HiFi long-read genomes for difficult-to-detect clinically relevant variants
基因组
计算生物学
生物
遗传学
进化生物学
计算机科学
基因
作者
Wolfram Hoeps,Marjan M. Weiss,Ronny Derks,Jordi Corominas Galbany,Amber den Ouden,Simone van den Heuvel,Raoul Timmermans,Jos G.A. Smits,Tom Mokveld,Egor Dolzhenko,Xiao Chen,Arthur van den Wijngaard,Michael A. Eberle,Helger G. Yntema,Alexander Hoischen,Christian Gilissen,Lisenka E.L.M. Vissers
出处
期刊:Cold Spring Harbor Laboratory - medRxiv日期:2024-09-19被引量:1
标识
DOI:10.1101/2024.09.17.24313798
摘要
Clinical short-read exome and genome sequencing approaches have positively impacted diagnostic testing for rare diseases.
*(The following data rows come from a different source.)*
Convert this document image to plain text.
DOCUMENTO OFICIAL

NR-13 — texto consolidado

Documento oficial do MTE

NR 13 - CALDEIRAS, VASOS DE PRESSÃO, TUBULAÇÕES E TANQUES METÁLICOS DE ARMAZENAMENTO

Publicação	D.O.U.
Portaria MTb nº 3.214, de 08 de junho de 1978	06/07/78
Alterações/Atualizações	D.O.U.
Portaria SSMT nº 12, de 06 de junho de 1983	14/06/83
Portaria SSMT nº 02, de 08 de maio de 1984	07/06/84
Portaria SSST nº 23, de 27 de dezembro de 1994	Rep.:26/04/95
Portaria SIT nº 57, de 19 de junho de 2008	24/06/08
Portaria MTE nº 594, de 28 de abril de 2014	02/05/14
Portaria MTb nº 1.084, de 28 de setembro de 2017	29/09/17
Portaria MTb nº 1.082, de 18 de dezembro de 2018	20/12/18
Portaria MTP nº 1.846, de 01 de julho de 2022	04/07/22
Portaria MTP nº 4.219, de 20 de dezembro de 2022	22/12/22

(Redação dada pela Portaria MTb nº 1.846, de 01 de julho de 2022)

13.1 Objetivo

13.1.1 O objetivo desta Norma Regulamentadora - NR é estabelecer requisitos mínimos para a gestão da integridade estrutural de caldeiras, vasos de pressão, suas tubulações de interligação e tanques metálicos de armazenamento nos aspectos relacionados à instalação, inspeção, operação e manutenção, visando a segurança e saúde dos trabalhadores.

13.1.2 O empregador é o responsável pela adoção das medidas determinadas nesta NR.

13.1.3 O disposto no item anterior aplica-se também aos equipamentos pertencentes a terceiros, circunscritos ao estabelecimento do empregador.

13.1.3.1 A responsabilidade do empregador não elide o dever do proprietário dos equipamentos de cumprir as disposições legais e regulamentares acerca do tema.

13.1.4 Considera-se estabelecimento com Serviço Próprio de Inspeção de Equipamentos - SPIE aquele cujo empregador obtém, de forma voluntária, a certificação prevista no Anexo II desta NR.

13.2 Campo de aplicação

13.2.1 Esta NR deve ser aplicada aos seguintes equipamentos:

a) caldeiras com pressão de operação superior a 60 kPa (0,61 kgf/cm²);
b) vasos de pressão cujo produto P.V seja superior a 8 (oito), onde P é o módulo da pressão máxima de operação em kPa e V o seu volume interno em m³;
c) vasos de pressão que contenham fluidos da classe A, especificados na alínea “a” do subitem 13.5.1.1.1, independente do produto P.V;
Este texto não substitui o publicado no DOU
Yet, technical limitations associated with short reads challenge their use for detection of disease-associated variation in complex regions of the genome. Long-read sequencing (LRS) technologies may overcome these challenges, potentially qualifying as a first-tier test for all rare diseases. To test this hypothesis, we performed LRS (30x HiFi genomes) for 100 samples with 145 known clinically relevant germline variants that are challenging to detect using short-read sequencing and necessitate a broad range of complementary test modalities in diagnostic laboratories. We show that relevant variant callers readily re-identify the majority of variants (120/145, 83%), including ~90% of structural variants, SNVs/InDels in homologous sequences and expansions of short tandem repeats. Another 10% (n=14) was visually apparent in the data but not automatically detected. Our analyses also identified systematic challenges for the remaining 7% (n=11) of variants such as the detection of AG-rich repeat expansions. Titration analysis showed that 89% of all automatically called variants could also be identified using 15-fold coverage. Thus, long-read genomes identified 93% of pathogenic variants that are most challenging to detect using short-read technologies. Even with reduced coverage, the vast majority of variants remained detectable, possibly enhancing cost-effective diagnostic implementation. Most importantly, we show the potential to use a single technology to accurately identify all types of clinically relevant variants.